Async Job Processing

Background jobs are processed via Symfony Messenger with Redis as the transport:

MessagePurpose
SubmitToAnafMessageUpload invoice XML to ANAF
CheckAnafStatusMessagePoll ANAF for submission status
SyncCompanyMessageFull e-Factura sync for a company
GeneratePdfMessageGenerate invoice PDF
GenerateZipExportMessageCreate ZIP archive of invoices
SendExternalNotificationMessageSend push notifications
SendPushNotificationMessageFirebase push to mobile devices
ProcessImportMessageImport data from external systems
DispatchWebhookMessageDeliver webhook payloads
DeleteUserAccountMessageGDPR account deletion
DeleteCompanyDataMessageCompany data removal
ResetCompanyDataMessageCompany data reset
SendInvitationEmailMessageOrganization invitations
SendEmailConfirmationMessageEmail verification

Supervisor runs the Messenger worker process, which continuously polls the Redis queue and processes messages.


Multi-Tenancy

Organization (root tenant)
├─ User[] (members with roles)
└─ Company[] (business entities)
   ├─ Invoice[], ProformaInvoice[], DeliveryNote[]
   ├─ Client[], Supplier[], Product[]
   ├─ Payment[], BankAccount[]
   ├─ DocumentSeries[], VatRate[]
   ├─ WebhookEndpoint[]
   ├─ EmailTemplate[]
   └─ AnafToken (e-Factura credentials)
  • Organization is the billing and membership boundary
  • Company is the data isolation boundary — all API requests require an X-Company header
  • Users can belong to one organization with access to multiple companies
  • RBAC with 5 roles (Owner, Admin, Accountant, Member, Viewer) and 40+ granular permissions

See Multi-Tenancy for details.


Authentication

Multiple authentication methods feed into a unified JWT token flow:

Email/Password ──┐
Google OAuth ────┤──→ [MFA Challenge?] ──→ JWT Token ──→ API Access
Passkeys ────────┤         │
API Keys ────────┘         └─ TOTP or Backup Code
  • Email/password and Google OAuth trigger MFA if enabled
  • Passkeys skip MFA (inherently multi-factor)
  • API keys bypass MFA (scoped programmatic access)
  • JWT tokens are RSA-signed (RS256) with 1-hour expiry and 30-day refresh tokens

See Authentication for details.


Deployment

Five containers managed via Docker Compose:

docker compose up -d    # backend, frontend, db, redis, centrifugo

Kubernetes

Helm chart available with configurable resource limits, persistent volumes, and ingress rules.
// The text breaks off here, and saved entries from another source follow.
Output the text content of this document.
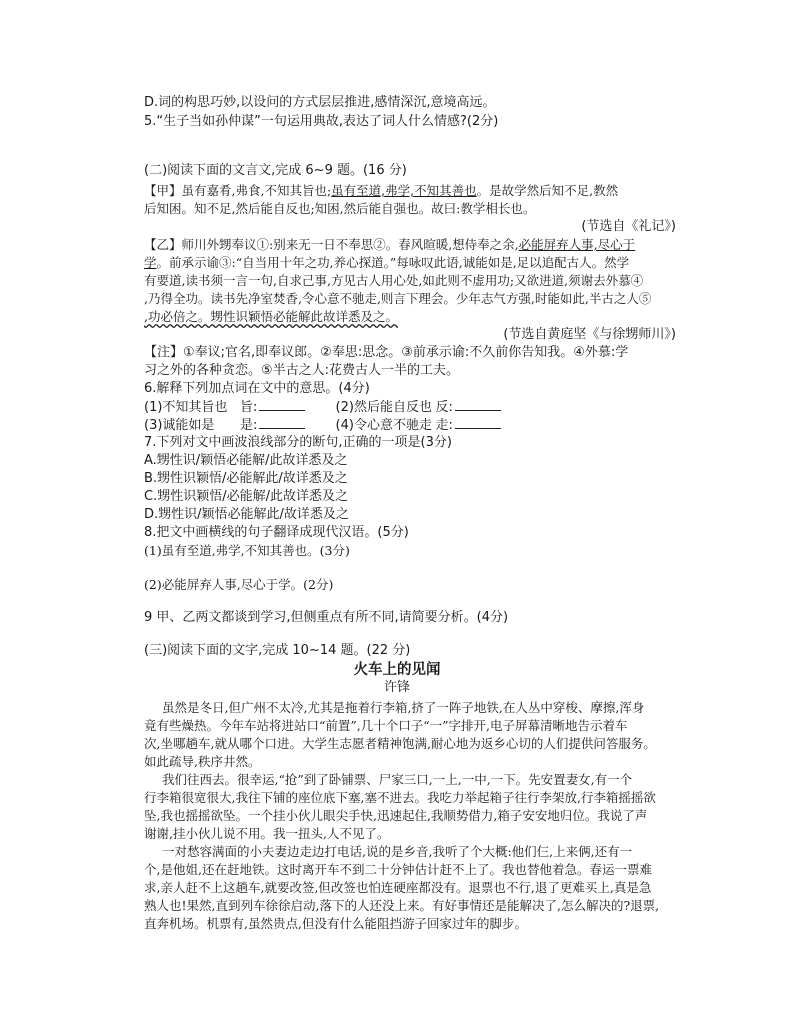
D.词的构思巧妙,以设问的方式层层推进,感情深沉,意境高远。
5.“生子当如孙仲谋”一句运用典故,表达了词人什么情感?(2分)
(二)阅读下面的文言文,完成 6~9 题。(16 分)
【甲】虽有嘉肴,弗食,不知其旨也;虽有至道,弗学,不知其善也。是故学然后知不足,教然
后知困。知不足,然后能自反也;知困,然后能自强也。故曰:教学相长也。
(节选自《礼记》)
【乙】师川外甥奉议①:别来无一日不奉思②。春风暄暖,想侍奉之余,必能屏弃人事,尽心于
学。前承示谕③:“自当用十年之功,养心探道。”每咏叹此语,诚能如是,足以追配古人。然学
有要道,读书须一言一句,自求己事,方见古人用心处,如此则不虚用功;又欲进道,须谢去外慕④
,乃得全功。读书先净室焚香,令心意不驰走,则言下理会。少年志气方强,时能如此,半古之人⑤
,功必倍之。甥性识颖悟必能解此故详悉及之。
(节选自黄庭坚《与徐甥师川》)
【注】①奉议;官名,即奉议郎。②奉思:思念。③前承示谕:不久前你告知我。④外慕:学
习之外的各种贪恋。⑤半古之人:花费古人一半的工夫。
6.解释下列加点词在文中的意思。(4分)
(1)不知其旨也 旨:	(2)然后能自反也 反:
(3)诚能如是 是:	(4)令心意不驰走 走:
7.下列对文中画波浪线部分的断句,正确的一项是(3分)
A.甥性识/颖悟必能解/此故详悉及之
B.甥性识颖悟/必能解此/故详悉及之
C.甥性识颖悟/必能解/此故详悉及之
D.甥性识/颖悟必能解此/故详悉及之
8.把文中画横线的句子翻译成现代汉语。(5分)
(1)虽有至道,弗学,不知其善也。(3分)
(2)必能屏弃人事,尽心于学。(2分)
9 甲、乙两文都谈到学习,但侧重点有所不同,请简要分析。(4分)
(三)阅读下面的文字,完成 10~14 题。(22 分)
火车上的见闻
许锋
虽然是冬日,但广州不太冷,尤其是拖着行李箱,挤了一阵子地铁,在人丛中穿梭、摩擦,浑身
竟有些燥热。今年车站将进站口“前置”,几十个口子“一”字排开,电子屏幕清晰地告示着车
次,坐哪趟车,就从哪个口进。大学生志愿者精神饱满,耐心地为返乡心切的人们提供问答服务。
如此疏导,秩序井然。
我们往西去。很幸运,“抢”到了卧铺票、尸家三口,一上,一中,一下。先安置妻女,有一个
行李箱很宽很大,我往下铺的座位底下塞,塞不进去。我吃力举起箱子往行李架放,行李箱摇摇欲
坠,我也摇摇欲坠。一个挂小伙儿眼尖手快,迅速起住,我顺势借力,箱子安安地归位。我说了声
谢谢,挂小伙儿说不用。我一扭头,人不见了。
一对愁容满面的小夫妻边走边打电话,说的是乡音,我听了个大概:他们仨,上来俩,还有一
个,是他姐,还在赶地铁。这时离开车不到二十分钟估计赶不上了。我也替他着急。春运一票难
求,亲人赶不上这趟车,就要改签,但改签也怕连硬座都没有。退票也不行,退了更难买上,真是急
熟人也!果然,直到列车徐徐启动,落下的人还没上来。有好事情还是能解决了,怎么解决的?退票,
直奔机场。机票有,虽然贵点,但没有什么能阻挡游子回家过年的脚步。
See System Requirements for resource allocation.

CI/CD

Each repository has its own GitHub Actions workflow that builds Docker images and deploys via SSH with a blue-green strategy:

  1. Build and push images to GHCR
  2. Start new containers on alternate ports
  3. Run health checks
  4. Swap traffic if healthy, rollback if not

Backend and frontend are deployed from the monorepo (stornoro/storno). Docs and other services deploy independently from their own repositories.